The item states that the new Huntington Beach celebrations are intended to be “free of any identity politics and political agendas.”

Kalmick questioned both the item itself and why the previously approved celebrations need to be disregarded.

“This is not public policy,” he said. “This is an Eagle Scout project. This is what we all learned in fourth grade and 10th grade and 11th grade. I do apologize if you didn’t know some of these things; a lot of folks in town do ... So, February of 2024 we’re not going to celebrate Black History Month. Why not?”

McKeon said the previous themed months could be added back in future years.

“This is meant to be a fun exercise that brings the community together,” he said. “You’re totally over-complicating it.”

Moser, who has a bachelor’s degree in history from Cal State Long Beach, said that presenting a comprehensive historical narrative is complex, and she cautioned against over-simplification or inadvertent sanitizing of the past.

“I love history and I want us to know more about history, [but] our immediate role as council members is to prioritize the needs of the community that directly impact them,” she said.

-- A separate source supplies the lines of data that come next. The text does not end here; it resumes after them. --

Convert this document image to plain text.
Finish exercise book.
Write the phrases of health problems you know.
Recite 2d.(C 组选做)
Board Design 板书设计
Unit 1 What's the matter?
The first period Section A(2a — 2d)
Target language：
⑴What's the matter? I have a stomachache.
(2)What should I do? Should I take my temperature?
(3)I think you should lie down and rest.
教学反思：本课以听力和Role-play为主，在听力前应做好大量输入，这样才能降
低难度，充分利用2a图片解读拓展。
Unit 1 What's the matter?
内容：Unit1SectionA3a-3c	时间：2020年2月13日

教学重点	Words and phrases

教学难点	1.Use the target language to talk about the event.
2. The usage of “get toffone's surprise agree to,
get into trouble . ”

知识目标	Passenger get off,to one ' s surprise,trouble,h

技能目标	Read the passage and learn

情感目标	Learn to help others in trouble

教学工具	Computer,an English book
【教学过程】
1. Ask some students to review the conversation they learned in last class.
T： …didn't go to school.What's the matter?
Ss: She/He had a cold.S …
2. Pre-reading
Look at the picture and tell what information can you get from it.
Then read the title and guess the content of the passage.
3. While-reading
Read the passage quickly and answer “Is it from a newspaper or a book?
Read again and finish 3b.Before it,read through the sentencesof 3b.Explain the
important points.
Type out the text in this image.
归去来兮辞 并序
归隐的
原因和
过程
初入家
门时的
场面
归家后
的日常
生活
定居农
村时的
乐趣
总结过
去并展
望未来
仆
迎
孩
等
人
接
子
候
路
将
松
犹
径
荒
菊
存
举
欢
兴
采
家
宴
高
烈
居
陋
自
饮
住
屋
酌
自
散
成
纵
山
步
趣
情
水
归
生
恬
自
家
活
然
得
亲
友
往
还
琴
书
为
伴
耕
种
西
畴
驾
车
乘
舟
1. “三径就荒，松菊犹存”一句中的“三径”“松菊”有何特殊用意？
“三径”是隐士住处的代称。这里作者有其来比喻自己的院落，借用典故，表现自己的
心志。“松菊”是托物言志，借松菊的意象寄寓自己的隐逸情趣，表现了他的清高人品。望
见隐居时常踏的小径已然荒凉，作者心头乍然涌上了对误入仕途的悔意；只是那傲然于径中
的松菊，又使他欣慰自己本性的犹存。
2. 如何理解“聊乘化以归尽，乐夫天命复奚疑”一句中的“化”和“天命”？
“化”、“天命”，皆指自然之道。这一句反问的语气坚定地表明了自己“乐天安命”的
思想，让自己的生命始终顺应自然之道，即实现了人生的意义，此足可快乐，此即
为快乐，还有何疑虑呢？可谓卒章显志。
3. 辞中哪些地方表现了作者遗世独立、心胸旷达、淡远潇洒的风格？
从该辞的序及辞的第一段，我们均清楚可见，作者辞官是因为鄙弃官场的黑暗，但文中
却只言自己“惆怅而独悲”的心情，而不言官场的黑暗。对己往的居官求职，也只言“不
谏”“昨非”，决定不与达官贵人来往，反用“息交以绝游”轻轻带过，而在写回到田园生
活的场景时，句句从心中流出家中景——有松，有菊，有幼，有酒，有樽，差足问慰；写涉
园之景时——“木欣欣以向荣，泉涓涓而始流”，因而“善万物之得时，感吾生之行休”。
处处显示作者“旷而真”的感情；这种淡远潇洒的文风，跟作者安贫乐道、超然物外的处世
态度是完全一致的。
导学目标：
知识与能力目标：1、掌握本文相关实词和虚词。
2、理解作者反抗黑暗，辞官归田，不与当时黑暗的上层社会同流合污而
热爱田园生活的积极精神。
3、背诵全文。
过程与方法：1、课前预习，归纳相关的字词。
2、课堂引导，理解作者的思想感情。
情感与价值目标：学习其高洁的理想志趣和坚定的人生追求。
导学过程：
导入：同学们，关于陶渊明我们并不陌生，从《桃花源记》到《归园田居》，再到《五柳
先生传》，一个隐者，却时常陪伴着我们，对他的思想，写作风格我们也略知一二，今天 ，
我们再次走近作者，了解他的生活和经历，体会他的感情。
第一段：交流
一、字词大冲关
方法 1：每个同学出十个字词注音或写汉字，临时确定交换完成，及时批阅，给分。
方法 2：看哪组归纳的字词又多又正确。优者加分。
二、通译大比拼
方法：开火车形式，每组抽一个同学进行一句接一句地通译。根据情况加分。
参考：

Don Han is the director of community partnerships for Groundswell, formerly known as OC Human Relations.

He said he had been working to support the Huntington Beach Human Relations Task Force/Committee, which the council voted to ax over the summer, since 2005.

“It is kind of disheartening to see that the nationally recognized heritage months are being removed from the city of Huntington Beach,” Han said Wednesday.

“The history of Huntington Beach is the history of these people. If Huntington Beach wants to continue to celebrate its diversity, it has to embrace and be inclusive of all people, so that they feel that they belong. Removing the Black History Month celebration, imagine if you identify as a Black person in that community, to see your city’s elected officials say, ‘We’re not going to recognize you and your history.’ That can be disheartening.”

State Sen. Dave Min also released a statement that was highly critical of the item.

Burns said that the federally recognized months were already well known and being celebrated.

“Just not in Huntington Beach,” Kalmick said.